Hanno deciso di incrociare le braccia per protestare contro la decisione di elevare a 72 anni l’età pensionabile, «anziché fare una programmazione seria» annota Salvatore Cauchi, segretario veneto di Snami. Il sindacato dei medici di famiglia – circa 600 iscritti in tutto il Veneto – ha indetto lo stato di agitazione.
«Intanto a livello nazionale, ma presto lo proclameremo anche su scala regionale e provinciale». Anticipando l’intenzione di chiudere i propri ambulatori: «A breve comunicheremo le nostre giornate di sciopero, che programmeremo tra 15-20 giorni» dice Cauchi.
Le motivazioni sono assolutamente note. «Una burocrazia soffocante, un lavoro che non è più sostenibile» in estrema sintesi. Frammenti di un quadro di difficoltà estrema per un’intera categoria, che il Governo ha pensato di risolvere portando da 70 a 72 anni il limite massimo per andare in pensione.
«Quando circa un terzo dei medici di famiglia se ne va persino prima dei 68 anni, vale a dire il minimo dell’età pensionabile. Semplicemente perché è diventato un lavoro insostenibile» spiegava un paio di giorni fa Luigi Xausa, segretario della Fimmg per il Veneto Orientale, «Mi chiedo quanti possano essere i colleghi che decideranno di rimanere a lavorare fino a 72 anni».

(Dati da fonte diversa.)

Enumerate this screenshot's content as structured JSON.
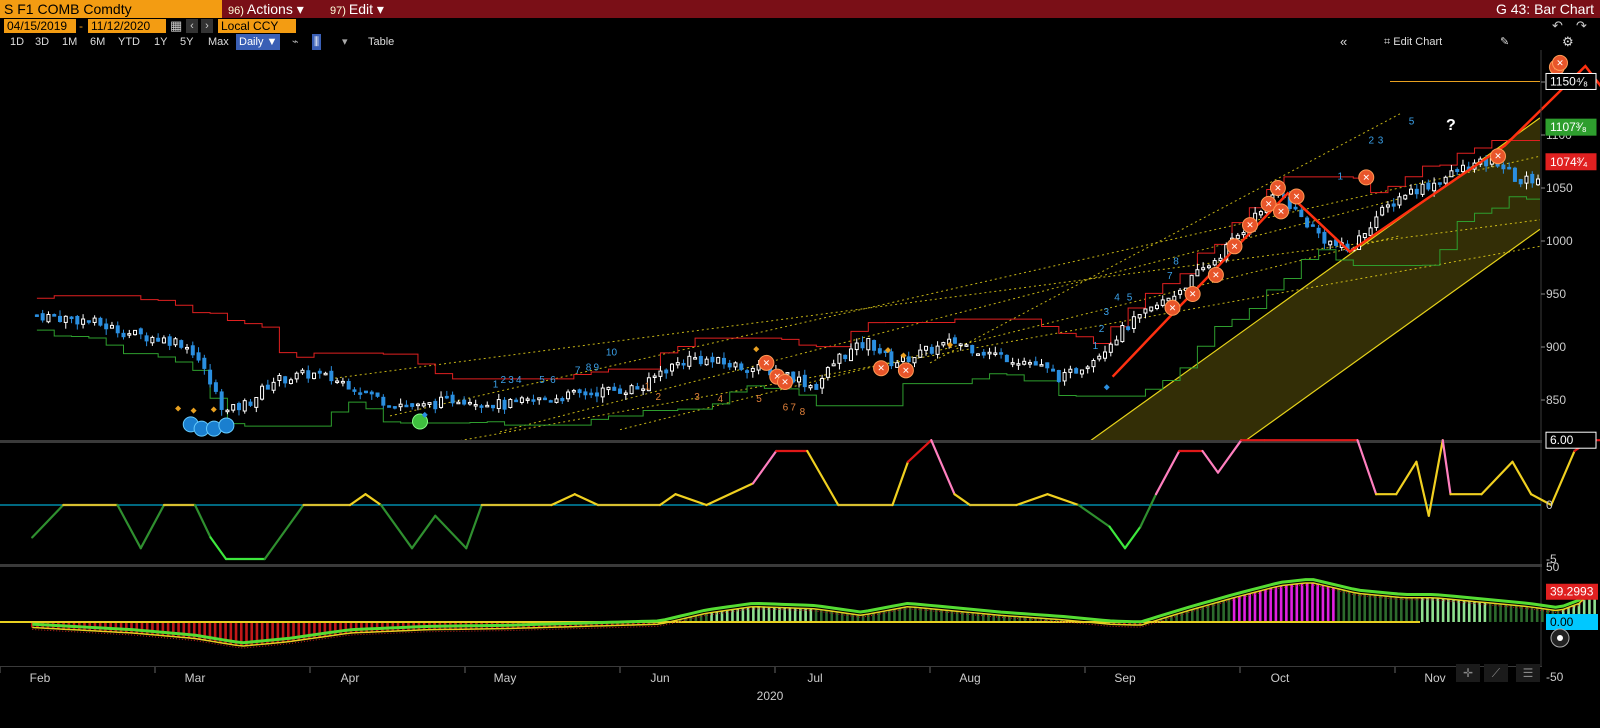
{
  "titlebar": {
    "ticker": "S F1 COMB Comdty",
    "actions": {
      "num": "96)",
      "label": "Actions ▾"
    },
    "edit": {
      "num": "97)",
      "label": "Edit ▾"
    },
    "right": "G 43: Bar Chart"
  },
  "dates": {
    "start": "04/15/2019",
    "end": "11/12/2020",
    "currency": "Local CCY"
  },
  "periods": [
    "1D",
    "3D",
    "1M",
    "6M",
    "YTD",
    "1Y",
    "5Y",
    "Max"
  ],
  "frequency": "Daily ▼",
  "table_label": "Table",
  "edit_chart_label": "Edit Chart",
  "colors": {
    "up": "#ffffff",
    "down": "#2b8fe0",
    "resistance": "#e02020",
    "support": "#2e9e2e",
    "channel": "#e6d21a",
    "zigzag": "#ff3010",
    "hist_pos": "#5fd15f",
    "hist_neg": "#e02020",
    "hist_magenta": "#e020e0",
    "zero_cyan": "#00d0ff"
  },
  "chart_data": [
    {
      "type": "candlestick",
      "ylim": [
        820,
        1180
      ],
      "yticks": [
        850,
        900,
        950,
        1000,
        1050,
        1100,
        1150
      ],
      "yticklabels": [
        "850",
        "900",
        "950",
        "1000",
        "1050",
        "1100",
        "1150"
      ],
      "xticks": [
        "Feb",
        "Mar",
        "Apr",
        "May",
        "Jun",
        "Jul",
        "Aug",
        "Sep",
        "Oct",
        "Nov"
      ],
      "year_label": "2020",
      "price_tags": [
        {
          "label": "1150⁴⁄₈",
          "value": 1150.5,
          "color": "#ffffff"
        },
        {
          "label": "1107³⁄₈",
          "value": 1107.4,
          "color": "#2e9e2e"
        },
        {
          "label": "1074³⁄₄",
          "value": 1074.75,
          "color": "#e02020"
        }
      ],
      "trend_points": [
        {
          "month": 1.0,
          "close": 930
        },
        {
          "month": 1.3,
          "close": 925
        },
        {
          "month": 1.6,
          "close": 912
        },
        {
          "month": 1.9,
          "close": 905
        },
        {
          "month": 2.0,
          "close": 895
        },
        {
          "month": 2.1,
          "close": 865
        },
        {
          "month": 2.2,
          "close": 838
        },
        {
          "month": 2.35,
          "close": 848
        },
        {
          "month": 2.5,
          "close": 868
        },
        {
          "month": 2.75,
          "close": 875
        },
        {
          "month": 3.0,
          "close": 865
        },
        {
          "month": 3.2,
          "close": 850
        },
        {
          "month": 3.45,
          "close": 843
        },
        {
          "month": 3.7,
          "close": 852
        },
        {
          "month": 4.0,
          "close": 845
        },
        {
          "month": 4.3,
          "close": 852
        },
        {
          "month": 4.6,
          "close": 858
        },
        {
          "month": 4.9,
          "close": 862
        },
        {
          "month": 5.0,
          "close": 877
        },
        {
          "month": 5.2,
          "close": 890
        },
        {
          "month": 5.5,
          "close": 882
        },
        {
          "month": 5.8,
          "close": 876
        },
        {
          "month": 6.0,
          "close": 862
        },
        {
          "month": 6.15,
          "close": 890
        },
        {
          "month": 6.35,
          "close": 905
        },
        {
          "month": 6.5,
          "close": 885
        },
        {
          "month": 6.7,
          "close": 895
        },
        {
          "month": 6.9,
          "close": 905
        },
        {
          "month": 7.1,
          "close": 895
        },
        {
          "month": 7.4,
          "close": 885
        },
        {
          "month": 7.6,
          "close": 870
        },
        {
          "month": 7.8,
          "close": 890
        },
        {
          "month": 8.0,
          "close": 918
        },
        {
          "month": 8.3,
          "close": 948
        },
        {
          "month": 8.6,
          "close": 985
        },
        {
          "month": 8.85,
          "close": 1025
        },
        {
          "month": 9.0,
          "close": 1045
        },
        {
          "month": 9.15,
          "close": 1020
        },
        {
          "month": 9.3,
          "close": 1000
        },
        {
          "month": 9.45,
          "close": 990
        },
        {
          "month": 9.6,
          "close": 1020
        },
        {
          "month": 9.8,
          "close": 1045
        },
        {
          "month": 10.0,
          "close": 1055
        },
        {
          "month": 10.2,
          "close": 1070
        },
        {
          "month": 10.4,
          "close": 1075
        },
        {
          "month": 10.55,
          "close": 1055
        },
        {
          "month": 10.7,
          "close": 1062
        },
        {
          "month": 10.8,
          "close": 1085
        },
        {
          "month": 10.9,
          "close": 1110
        },
        {
          "month": 10.97,
          "close": 1140
        },
        {
          "month": 11.0,
          "close": 1150
        }
      ],
      "drawn_annotations": {
        "question_mark": "?"
      },
      "td_count_labels": [
        "1",
        "2",
        "3",
        "4",
        "5",
        "6",
        "7",
        "8",
        "9",
        "10"
      ]
    },
    {
      "type": "line",
      "name": "oscillator",
      "ylim": [
        -8,
        8
      ],
      "yticks": [
        0,
        -5
      ],
      "yticklabels": [
        "0",
        "-5"
      ],
      "last_label": "6.00",
      "last_value": 6.0
    },
    {
      "type": "bar",
      "name": "histogram",
      "ylim": [
        -55,
        60
      ],
      "yticks": [
        50,
        -50
      ],
      "yticklabels": [
        "50",
        "-50"
      ],
      "last_label": "39.2993",
      "last_value": 39.2993,
      "zero_label": "0.00"
    }
  ]
}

E prosegue Cauchi: «L’indirizzo che è emerso dalla conferenza Stato-Regioni è una spinta per tenere i medici di medicina generale e i pediatri attivi sette giorni su sette e 24 ore su 24, senza possibilità di sostituzioni. Ma questo è un indirizzo inaccettabile».
È un tentativo di risposta a una situazione che è divenuta ormai insostenibile. Basti pensare che soltanto in Veneto ci sono 377 ambulatori privi di un medico di famiglia. E la situazione sarebbe peggiore se altri 209 non fossero stati assegnati a dottori iscritti al corso di medicina generale, a cui sono stati affidati degli incarichi provvisori.

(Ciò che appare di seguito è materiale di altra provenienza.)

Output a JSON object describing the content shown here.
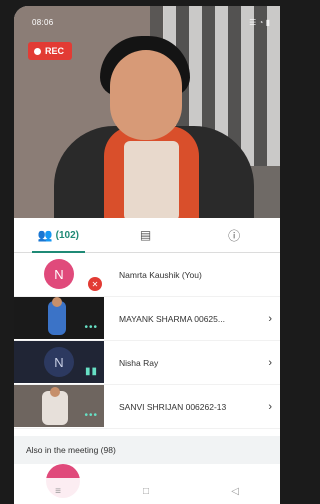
{
  "status_bar": {
    "time": "08:06",
    "icons": "▪ ⚙",
    "right": "☰ ◔ ▮"
  },
  "rec": {
    "label": "REC"
  },
  "tabs": [
    {
      "label": "(102)",
      "icon": "people-icon",
      "active": true
    },
    {
      "label": "",
      "icon": "chat-icon",
      "active": false
    },
    {
      "label": "",
      "icon": "info-icon",
      "active": false
    }
  ],
  "participants": [
    {
      "name": "Namrta Kaushik (You)",
      "avatar": "N",
      "muted": true,
      "has_chevron": false
    },
    {
      "name": "MAYANK SHARMA 00625...",
      "avatar": "",
      "muted": false,
      "has_chevron": true
    },
    {
      "name": "Nisha Ray",
      "avatar": "N",
      "muted": false,
      "has_chevron": true
    },
    {
      "name": "SANVI SHRIJAN 006262-13",
      "avatar": "",
      "muted": false,
      "has_chevron": true
    }
  ],
  "section": {
    "title": "Also in the meeting (98)"
  },
  "nav": {
    "menu": "≡",
    "home": "□",
    "back": "◁"
  }
}
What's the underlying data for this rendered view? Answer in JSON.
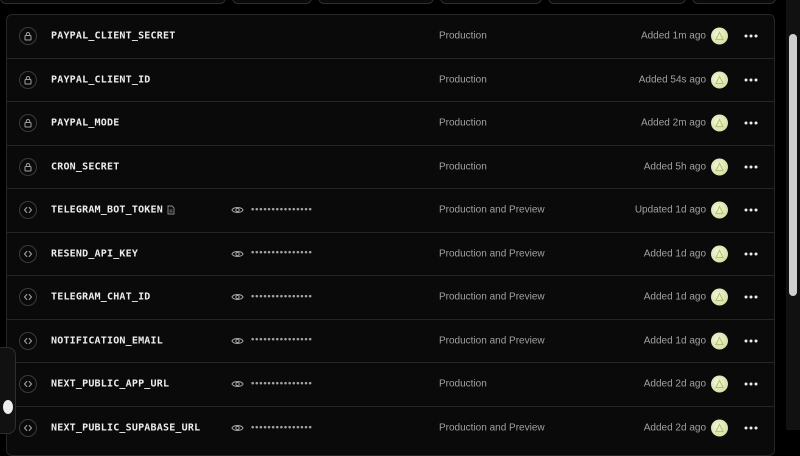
{
  "env_vars": [
    {
      "key": "PAYPAL_CLIENT_SECRET",
      "type": "sensitive",
      "type_icon": "lock-icon",
      "secret": "",
      "env": "Production",
      "time": "Added 1m ago"
    },
    {
      "key": "PAYPAL_CLIENT_ID",
      "type": "sensitive",
      "type_icon": "lock-icon",
      "secret": "",
      "env": "Production",
      "time": "Added 54s ago"
    },
    {
      "key": "PAYPAL_MODE",
      "type": "sensitive",
      "type_icon": "lock-icon",
      "secret": "",
      "env": "Production",
      "time": "Added 2m ago"
    },
    {
      "key": "CRON_SECRET",
      "type": "sensitive",
      "type_icon": "lock-icon",
      "secret": "",
      "env": "Production",
      "time": "Added 5h ago"
    },
    {
      "key": "TELEGRAM_BOT_TOKEN",
      "type": "plain",
      "type_icon": "code-icon",
      "has_note": true,
      "secret": "•••••••••••••••",
      "env": "Production and Preview",
      "time": "Updated 1d ago"
    },
    {
      "key": "RESEND_API_KEY",
      "type": "plain",
      "type_icon": "code-icon",
      "secret": "•••••••••••••••",
      "env": "Production and Preview",
      "time": "Added 1d ago"
    },
    {
      "key": "TELEGRAM_CHAT_ID",
      "type": "plain",
      "type_icon": "code-icon",
      "secret": "•••••••••••••••",
      "env": "Production and Preview",
      "time": "Added 1d ago"
    },
    {
      "key": "NOTIFICATION_EMAIL",
      "type": "plain",
      "type_icon": "code-icon",
      "secret": "•••••••••••••••",
      "env": "Production and Preview",
      "time": "Added 1d ago"
    },
    {
      "key": "NEXT_PUBLIC_APP_URL",
      "type": "plain",
      "type_icon": "code-icon",
      "secret": "•••••••••••••••",
      "env": "Production",
      "time": "Added 2d ago"
    },
    {
      "key": "NEXT_PUBLIC_SUPABASE_URL",
      "type": "plain",
      "type_icon": "code-icon",
      "secret": "•••••••••••••••",
      "env": "Production and Preview",
      "time": "Added 2d ago"
    }
  ],
  "colors": {
    "background": "#0a0a0a",
    "border": "#262626",
    "text": "#ededed",
    "muted": "#a1a1a1",
    "avatar": "#dce8b0"
  }
}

«Ormai non siamo più medici, ma burocrati, sovraccaricati ogni giorno di impellenze che nulla hanno a che vedere con quello che dovrebbe essere il nostro mestiere» dice ancora il segretario veneto dello Snami, ripetendo un pensiero che tra gli ambulatori si ripete, uguale, ormai da tempo. «E invece le nostre parole sono sistematicamente inascoltate. Invece di chiedersi cosa non va e per quali motivi la nostra non è più una professione appetibile, la soluzione viene individuata nell’elevare a 72 anni il limite per l’età pensionabile. Servono risposte concrete, altrimenti noi continueremo a protestare. Perché non possiamo stare in silenzio, di fronte a quello che sta accadendo».